Cuando deje de llover, de Andrew Bovell: la melancolía como catarsis
ante el paso del tiempo
La posibilidad de construir un
futuro mejor en el que poder habitar y convivir, con la que Andrew
Bovell nos concede un poco de consuelo, es la única posibilidad que le
queda a esa melancolía capaz de romper las barreras del tiempo para intentar
tejer, con los restos del naufragio que le quedan, algo del amor de antaño. No
obstante, tan loable sentimiento es poco menos que imposible, si nos atenemos a
esta epopeya —de representación sublime— de la derrota del ser humano. Sin la
intensidad de los dramaturgos norteamericanos de la segunda mitad del siglo XX,
pero con la precisión de los mejores cuentistas de todos los tiempos, Bovell,
cual artesano relojero nos va desgranando pieza a pieza, palabra a palabra,
frase a frase, el poder de las grandes historias capaces de convencer y
conmover.
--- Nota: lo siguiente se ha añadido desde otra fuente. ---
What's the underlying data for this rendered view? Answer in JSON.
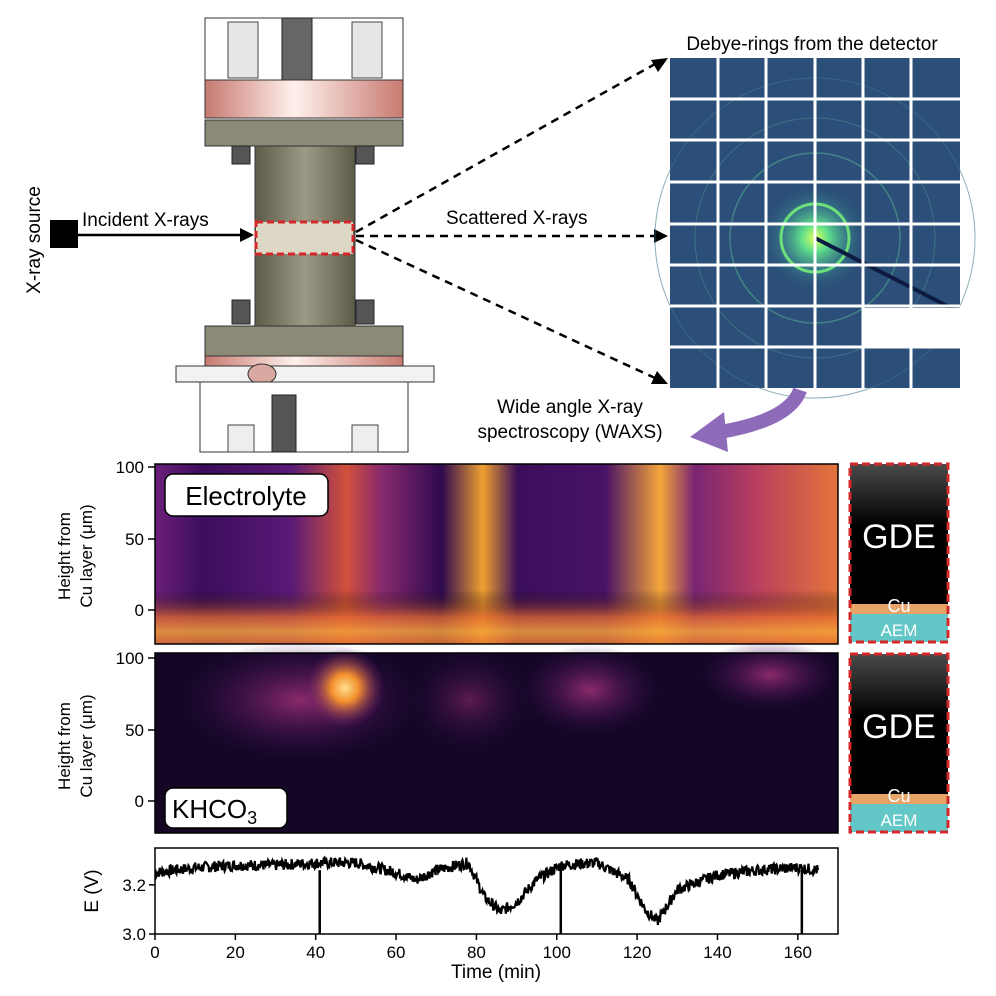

Algo que se palpa en el ambiente durante la representación y que
tiene su punto álgido al final de la misma, donde un público entregado y
todavía atónito por lo que acaba de ver, oír y sentir —en pie— se rinde y lo
manifiesta con una prolongada ovación de varios minutos. Cuando deje de llover es
la posibilidad y la necesidad de reencontrarse con el arte total, pues es el
reflejo de la vida con mayúsculas, de las proezas y miserias de un ser humano
condenado a equivocarse generación tras generación, pues la esencia del hombre
está programada para caerse y después volverse a levantar. En ese continuo
devenir de bajadas y subidas, subidas y bajadas, construimos un mundo cada vez
más marchito de un hálito de esperanza. La entereza y maestría con la que lo
hace y lo consigue Bovell, es sencillamente magistral. Este texto, sin duda,
quedará ahí para siempre, entre los grandes textos dramáticos escritos en
cualquier instante del espacio- tiempo teatral. Aparte, quedará la bondad y
generosidad del autor para con los espectadores, con esos giros simbólicos en
el lenguaje, y las metafóricas repeticiones que se cuelan en la memoria del
espectador como el mejor de los cinceles lo hace sobre las piedras cuando graba
nombres y fechas, epitafios y sentencias.
La bella de Amherst (Emily Dickinson), bajo la dirección de Juan Pastor:
la pasión por la palabra de un alma encendida
El viento que sopla las hojas de
un árbol sin que nadie se lo exija, es como ese diapasón de nuestro día a día
que transforma lo sencillo en virtuoso o sublime. Ambos, sonidos y objetos que
devienen en ideas, adornan el escenario del Teatro Guindalera,
convirtiéndole de ese modo en una especie de altar: místico, único,
entrañable..., donde una fantástica y portentosa María Pastor da vida a la
gran poeta norteamericana Emily Dickinson y a sus fantasmas.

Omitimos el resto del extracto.